The first edition of the Handbook was published in 1986 and contained 145 monographs. This was followed by the second edition in 1994 containing 203 monographs, the third edition in 2000 containing 210 monographs, and the fourth edition in 2003 containing 249 monographs. Since 2000, the data has also been available on CD-ROM, updated annually, and from 2004 online. The fifth edition with its companion CD-ROM, Pharmaceutical Excipients 5, contains 300 monographs compiled by over 120 experts in pharmaceutical formulation or excipient manufacture from Australia, Europe, India and the USA. All the monographs have been reviewed and revised in the light of current knowledge. There has been a greater emphasis on including published data from primary sources although some data from laboratory projects included in previous editions have been retained where relevant. Variations in test methodology can have significant effects on the data generated (especially in the case of the compactability of an excipient), and thus cause confusion. As a consequence, the editors have been more selective in including data relating to the physical properties of an excipient. However, comparative data that show differences between either source or batch of a specific excipient have been retained as this was considered relevant to the behavior of a material in practice. The Suppliers Directory (Appendix I) has also been completely updated with many more international suppliers included.
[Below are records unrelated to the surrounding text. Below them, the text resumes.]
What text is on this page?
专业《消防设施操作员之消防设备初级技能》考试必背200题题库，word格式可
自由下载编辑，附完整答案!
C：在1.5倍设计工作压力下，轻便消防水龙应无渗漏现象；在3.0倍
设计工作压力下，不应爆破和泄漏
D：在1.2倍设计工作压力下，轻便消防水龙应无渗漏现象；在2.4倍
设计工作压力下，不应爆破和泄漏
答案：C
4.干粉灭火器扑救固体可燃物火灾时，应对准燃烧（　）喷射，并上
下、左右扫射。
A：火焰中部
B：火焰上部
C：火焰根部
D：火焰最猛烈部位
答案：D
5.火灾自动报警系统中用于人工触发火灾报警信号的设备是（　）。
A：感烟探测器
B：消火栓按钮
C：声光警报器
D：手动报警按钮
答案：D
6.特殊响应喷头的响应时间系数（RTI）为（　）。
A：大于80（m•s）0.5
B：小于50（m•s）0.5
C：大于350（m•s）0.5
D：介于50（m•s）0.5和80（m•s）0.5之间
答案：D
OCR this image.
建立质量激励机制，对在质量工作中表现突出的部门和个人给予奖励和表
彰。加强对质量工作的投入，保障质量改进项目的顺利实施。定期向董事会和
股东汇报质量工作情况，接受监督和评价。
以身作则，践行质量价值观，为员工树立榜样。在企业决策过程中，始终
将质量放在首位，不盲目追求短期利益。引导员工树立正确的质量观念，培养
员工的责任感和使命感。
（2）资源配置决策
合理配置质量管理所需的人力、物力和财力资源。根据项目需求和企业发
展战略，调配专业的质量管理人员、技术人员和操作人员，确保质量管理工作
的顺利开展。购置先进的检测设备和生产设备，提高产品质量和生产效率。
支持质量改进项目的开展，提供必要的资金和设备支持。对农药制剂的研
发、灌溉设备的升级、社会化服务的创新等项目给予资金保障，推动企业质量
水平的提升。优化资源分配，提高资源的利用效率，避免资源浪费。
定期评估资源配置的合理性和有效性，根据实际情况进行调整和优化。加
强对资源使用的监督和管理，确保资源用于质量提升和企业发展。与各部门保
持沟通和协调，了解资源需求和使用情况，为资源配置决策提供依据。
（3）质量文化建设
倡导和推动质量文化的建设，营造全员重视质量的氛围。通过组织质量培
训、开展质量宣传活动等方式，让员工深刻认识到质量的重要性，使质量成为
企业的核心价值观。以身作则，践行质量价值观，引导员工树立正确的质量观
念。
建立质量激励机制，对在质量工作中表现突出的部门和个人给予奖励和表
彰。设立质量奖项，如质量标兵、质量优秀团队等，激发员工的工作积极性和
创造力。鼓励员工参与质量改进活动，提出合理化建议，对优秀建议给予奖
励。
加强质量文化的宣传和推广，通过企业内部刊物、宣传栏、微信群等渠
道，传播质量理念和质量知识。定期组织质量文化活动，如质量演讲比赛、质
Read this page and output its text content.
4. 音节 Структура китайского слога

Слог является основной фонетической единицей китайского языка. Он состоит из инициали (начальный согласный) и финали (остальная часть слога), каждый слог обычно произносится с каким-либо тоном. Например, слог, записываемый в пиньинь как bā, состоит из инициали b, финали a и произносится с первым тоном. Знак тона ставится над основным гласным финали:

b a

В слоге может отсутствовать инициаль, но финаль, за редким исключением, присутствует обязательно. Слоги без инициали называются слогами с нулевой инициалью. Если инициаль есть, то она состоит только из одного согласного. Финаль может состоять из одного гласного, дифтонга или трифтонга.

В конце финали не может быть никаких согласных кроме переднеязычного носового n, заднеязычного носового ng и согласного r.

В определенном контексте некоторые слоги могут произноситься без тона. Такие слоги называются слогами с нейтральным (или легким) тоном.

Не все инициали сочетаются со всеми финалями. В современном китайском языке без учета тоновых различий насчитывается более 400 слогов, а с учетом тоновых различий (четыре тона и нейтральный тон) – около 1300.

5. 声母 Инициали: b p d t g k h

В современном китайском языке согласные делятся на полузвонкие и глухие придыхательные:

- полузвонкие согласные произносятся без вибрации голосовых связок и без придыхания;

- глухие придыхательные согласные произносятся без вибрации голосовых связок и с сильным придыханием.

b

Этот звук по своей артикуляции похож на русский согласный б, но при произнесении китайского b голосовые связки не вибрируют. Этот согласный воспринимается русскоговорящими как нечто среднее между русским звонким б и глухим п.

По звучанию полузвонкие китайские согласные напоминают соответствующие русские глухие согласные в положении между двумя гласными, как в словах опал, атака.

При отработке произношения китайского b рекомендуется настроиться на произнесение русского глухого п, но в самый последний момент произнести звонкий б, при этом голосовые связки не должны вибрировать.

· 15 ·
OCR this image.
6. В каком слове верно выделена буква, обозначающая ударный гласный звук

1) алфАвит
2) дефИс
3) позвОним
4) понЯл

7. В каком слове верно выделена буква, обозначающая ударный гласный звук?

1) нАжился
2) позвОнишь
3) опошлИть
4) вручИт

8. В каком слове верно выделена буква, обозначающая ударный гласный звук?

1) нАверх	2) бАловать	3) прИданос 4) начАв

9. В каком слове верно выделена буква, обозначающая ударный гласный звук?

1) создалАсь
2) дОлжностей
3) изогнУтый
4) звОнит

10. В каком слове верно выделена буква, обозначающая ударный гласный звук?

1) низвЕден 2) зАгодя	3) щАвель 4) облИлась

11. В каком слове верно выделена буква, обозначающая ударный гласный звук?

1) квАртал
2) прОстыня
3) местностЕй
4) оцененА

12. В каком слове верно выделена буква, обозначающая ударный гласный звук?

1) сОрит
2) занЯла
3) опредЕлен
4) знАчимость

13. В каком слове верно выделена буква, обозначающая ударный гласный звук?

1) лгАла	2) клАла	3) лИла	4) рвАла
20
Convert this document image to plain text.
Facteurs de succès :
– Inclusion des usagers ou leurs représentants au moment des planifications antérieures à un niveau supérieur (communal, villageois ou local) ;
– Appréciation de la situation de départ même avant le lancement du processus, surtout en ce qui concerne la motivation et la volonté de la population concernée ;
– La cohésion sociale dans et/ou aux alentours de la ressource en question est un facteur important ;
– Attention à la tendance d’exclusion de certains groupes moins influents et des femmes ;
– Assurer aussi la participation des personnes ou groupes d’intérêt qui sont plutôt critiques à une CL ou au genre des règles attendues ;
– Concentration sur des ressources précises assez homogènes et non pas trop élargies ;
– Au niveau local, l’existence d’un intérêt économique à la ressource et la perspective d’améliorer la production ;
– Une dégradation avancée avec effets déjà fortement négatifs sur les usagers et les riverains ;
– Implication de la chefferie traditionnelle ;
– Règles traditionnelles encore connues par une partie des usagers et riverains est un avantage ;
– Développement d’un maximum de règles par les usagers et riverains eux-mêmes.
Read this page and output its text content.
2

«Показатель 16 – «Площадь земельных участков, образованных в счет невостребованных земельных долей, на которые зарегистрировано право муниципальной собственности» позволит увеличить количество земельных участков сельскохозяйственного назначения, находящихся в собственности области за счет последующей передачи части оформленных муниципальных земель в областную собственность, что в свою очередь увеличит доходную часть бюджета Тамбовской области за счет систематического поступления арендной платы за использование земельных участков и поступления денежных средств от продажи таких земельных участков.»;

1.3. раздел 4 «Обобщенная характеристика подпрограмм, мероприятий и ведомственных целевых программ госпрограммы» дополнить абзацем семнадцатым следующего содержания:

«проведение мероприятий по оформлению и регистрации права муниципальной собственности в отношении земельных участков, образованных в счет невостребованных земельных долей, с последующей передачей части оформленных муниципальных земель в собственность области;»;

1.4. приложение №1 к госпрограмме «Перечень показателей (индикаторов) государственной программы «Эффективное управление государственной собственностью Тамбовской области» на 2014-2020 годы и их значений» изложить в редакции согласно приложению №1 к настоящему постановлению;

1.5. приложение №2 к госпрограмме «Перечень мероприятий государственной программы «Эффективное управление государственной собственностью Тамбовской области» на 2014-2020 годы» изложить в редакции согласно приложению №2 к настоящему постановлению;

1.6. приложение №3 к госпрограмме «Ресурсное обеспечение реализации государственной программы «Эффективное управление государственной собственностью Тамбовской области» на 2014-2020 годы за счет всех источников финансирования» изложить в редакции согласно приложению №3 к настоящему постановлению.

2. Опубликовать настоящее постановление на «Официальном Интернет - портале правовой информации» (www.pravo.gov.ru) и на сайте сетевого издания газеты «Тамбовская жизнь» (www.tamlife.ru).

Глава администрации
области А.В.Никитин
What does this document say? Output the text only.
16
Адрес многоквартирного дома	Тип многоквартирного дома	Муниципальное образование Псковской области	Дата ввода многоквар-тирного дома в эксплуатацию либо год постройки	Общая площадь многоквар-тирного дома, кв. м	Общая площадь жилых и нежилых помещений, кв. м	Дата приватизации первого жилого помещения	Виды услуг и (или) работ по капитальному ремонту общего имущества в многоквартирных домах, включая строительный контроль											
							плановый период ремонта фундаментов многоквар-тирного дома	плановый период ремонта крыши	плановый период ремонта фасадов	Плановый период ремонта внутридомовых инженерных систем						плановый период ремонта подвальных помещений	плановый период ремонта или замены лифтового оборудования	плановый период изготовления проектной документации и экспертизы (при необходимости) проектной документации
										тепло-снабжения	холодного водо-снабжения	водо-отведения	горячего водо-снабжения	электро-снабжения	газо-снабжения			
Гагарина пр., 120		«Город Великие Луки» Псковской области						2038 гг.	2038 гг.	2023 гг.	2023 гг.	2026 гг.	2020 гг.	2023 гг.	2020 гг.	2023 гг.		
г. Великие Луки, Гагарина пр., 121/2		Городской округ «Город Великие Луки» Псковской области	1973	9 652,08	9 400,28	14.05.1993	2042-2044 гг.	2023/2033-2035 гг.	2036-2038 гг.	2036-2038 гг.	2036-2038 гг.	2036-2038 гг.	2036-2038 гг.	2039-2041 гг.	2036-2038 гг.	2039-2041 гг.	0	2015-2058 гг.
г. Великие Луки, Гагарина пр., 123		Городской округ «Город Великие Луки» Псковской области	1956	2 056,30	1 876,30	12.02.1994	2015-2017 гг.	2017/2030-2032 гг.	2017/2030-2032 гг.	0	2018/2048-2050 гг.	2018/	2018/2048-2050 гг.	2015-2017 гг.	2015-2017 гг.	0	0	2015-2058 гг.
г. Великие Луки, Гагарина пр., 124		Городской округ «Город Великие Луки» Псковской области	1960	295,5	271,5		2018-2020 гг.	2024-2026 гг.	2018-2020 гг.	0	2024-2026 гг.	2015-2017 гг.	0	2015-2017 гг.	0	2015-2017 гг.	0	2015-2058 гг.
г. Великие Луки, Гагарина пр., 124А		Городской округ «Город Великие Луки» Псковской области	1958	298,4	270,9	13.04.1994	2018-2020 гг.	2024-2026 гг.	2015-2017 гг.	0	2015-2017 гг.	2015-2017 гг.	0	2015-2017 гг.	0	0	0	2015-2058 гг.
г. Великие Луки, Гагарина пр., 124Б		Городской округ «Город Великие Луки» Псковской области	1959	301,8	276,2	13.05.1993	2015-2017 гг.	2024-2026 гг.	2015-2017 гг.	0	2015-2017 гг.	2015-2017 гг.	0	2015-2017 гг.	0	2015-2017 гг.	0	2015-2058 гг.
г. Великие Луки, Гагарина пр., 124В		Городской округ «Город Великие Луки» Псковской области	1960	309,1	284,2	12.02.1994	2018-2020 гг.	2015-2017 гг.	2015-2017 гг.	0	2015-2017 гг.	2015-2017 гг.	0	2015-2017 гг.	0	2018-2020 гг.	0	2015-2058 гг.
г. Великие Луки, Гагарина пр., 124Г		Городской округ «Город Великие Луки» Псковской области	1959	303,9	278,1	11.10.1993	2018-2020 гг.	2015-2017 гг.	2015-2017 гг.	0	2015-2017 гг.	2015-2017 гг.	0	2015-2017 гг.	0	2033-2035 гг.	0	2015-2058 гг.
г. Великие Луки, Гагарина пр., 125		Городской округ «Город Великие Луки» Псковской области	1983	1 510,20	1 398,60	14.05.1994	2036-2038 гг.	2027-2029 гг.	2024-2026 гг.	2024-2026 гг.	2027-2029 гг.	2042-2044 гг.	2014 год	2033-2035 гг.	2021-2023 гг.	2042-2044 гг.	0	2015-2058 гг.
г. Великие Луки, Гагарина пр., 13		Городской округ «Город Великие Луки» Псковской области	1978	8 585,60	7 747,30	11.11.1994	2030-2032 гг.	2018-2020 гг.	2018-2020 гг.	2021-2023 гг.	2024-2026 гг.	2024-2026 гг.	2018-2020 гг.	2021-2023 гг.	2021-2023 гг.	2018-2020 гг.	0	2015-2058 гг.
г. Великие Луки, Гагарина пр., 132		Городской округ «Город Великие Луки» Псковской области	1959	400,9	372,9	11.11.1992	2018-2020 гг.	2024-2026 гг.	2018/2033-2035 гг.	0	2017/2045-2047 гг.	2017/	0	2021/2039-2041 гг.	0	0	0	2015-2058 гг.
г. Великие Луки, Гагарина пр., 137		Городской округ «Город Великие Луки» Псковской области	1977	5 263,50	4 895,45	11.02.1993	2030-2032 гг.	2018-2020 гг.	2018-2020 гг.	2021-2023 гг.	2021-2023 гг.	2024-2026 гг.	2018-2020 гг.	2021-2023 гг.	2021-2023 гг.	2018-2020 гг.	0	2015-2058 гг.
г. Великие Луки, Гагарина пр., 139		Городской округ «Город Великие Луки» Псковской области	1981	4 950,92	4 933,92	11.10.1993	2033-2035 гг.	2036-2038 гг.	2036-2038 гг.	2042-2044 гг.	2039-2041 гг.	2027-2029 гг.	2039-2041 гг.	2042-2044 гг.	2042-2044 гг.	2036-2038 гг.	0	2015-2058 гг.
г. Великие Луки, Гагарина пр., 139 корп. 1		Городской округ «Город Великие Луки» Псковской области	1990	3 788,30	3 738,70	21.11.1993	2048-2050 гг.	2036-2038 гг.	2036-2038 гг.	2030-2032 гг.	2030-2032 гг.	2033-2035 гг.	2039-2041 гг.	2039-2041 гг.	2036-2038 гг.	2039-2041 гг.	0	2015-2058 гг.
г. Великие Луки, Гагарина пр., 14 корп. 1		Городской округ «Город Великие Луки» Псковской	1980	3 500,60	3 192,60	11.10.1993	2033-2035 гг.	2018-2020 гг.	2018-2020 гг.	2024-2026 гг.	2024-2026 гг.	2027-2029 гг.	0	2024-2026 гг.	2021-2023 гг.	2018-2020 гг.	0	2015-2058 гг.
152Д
In a systematic and uniform manner, Pharmaceutical Excipients collects essential data on the physical properties of excipients such as: boiling point, bulk and tap density, compression characteristics, hygroscopicity, flowability, melting point, moisture content, moisture-absorption isotherms, particle size distribution, rheology, specific surface area, and solubility. Scanning electron microphotographs (SEMs) are also included for many of the excipients. Pharmaceutical Excipients contains information from various international sources and personal observation and comments from monograph authors, steering committee members, and the editors.

All of the monographs in the electronic version are thoroughly cross-referenced and indexed so that excipients may be identified by either a chemical, a nonproprietary, or a trade name. Most monographs list related substances to help the formulator to develop a list of possible materials for use in a new dosage form or product. Related substances are not directly substitutable for each other but, in general, they are excipients that have been used for similar purposes in various dosage forms.

Pharmaceutical Excipients is a comprehensive, uniform guide to the uses, properties, and safety of pharmaceutical excipients, and is an essential reference source for those involved in the development, production, control, or regulation of pharmaceutical preparations. Since many pharmaceutical excipients are also used in other applications, Pharmaceutical Excipients will also be of value to persons with an interest in the formulation or production of confectionery, cosmetics, and food products.